Gönderen Konu: En sıcak, en kurak, en derin ÖLÜM VADİSİ  (Okunma sayısı 7093 defa)

0 Üye ve 1 Ziyaretçi konuyu incelemekte.

Çevrimdışı GeZGiN

  • Yönetici
  • DoğaKolik
  • *****
  • İleti: 7749
    • insan ve doğa
En sıcak, en kurak, en derin ÖLÜM VADİSİ
« : 24 Ekim 2011, 08:55:40 »
Bu vadinin büyüleyici yer şekilleri, rengarenk kayaları Antonioni’nin filmine dekor, Pink Floyd’un müziğine esin, U2’nin Joshua Tree albümüne kapak oldu. ABD’nin Alaska’dan sonra en büyük ulusal parkı “Ölüm Vadisi” yaklaşık Muğla ili büyüklüğünde. Nevada ile Kaliforniya eyaletlerinin sınırındaki parkta ülkenin en derin çukuru ve en yüksek dağı yanyana.

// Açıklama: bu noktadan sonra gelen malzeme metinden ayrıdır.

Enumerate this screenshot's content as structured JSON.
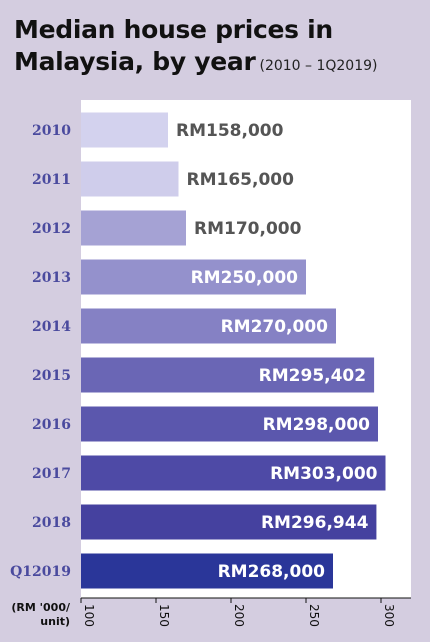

Derler ki: Çok eski çağlarda Anadolu’nun ortasında bir iç deniz vardı. Çevresinde gür sedir ağaçları bulunuyordu. Hititler bunlardan gemiler yapmış, Akdeniz’e açılmış, çevre ülkelere seferler düzenlemişti. Giderek küçülen bu denizden günümüze Tuz Gölü olarak bildiğimiz su birikintisi kaldı. O da yakın gelecekte küresel iklim değişikliği nedeniyle belki de geride sadece tuz katmanı bırakarak tamamen yok olacak.
Aynı olay günümüzden 20 bin yıl önce Ölüm Vadisi’nde gerçekleşmiş ve ABD’nin Alaska’dan sonra ikinci büyük doğal parkını (12 bin 360 kilometrekare) oluşturmuş. Yılda 800 bin kişi doğal güzelliklerini görmek için vadiye geliyor.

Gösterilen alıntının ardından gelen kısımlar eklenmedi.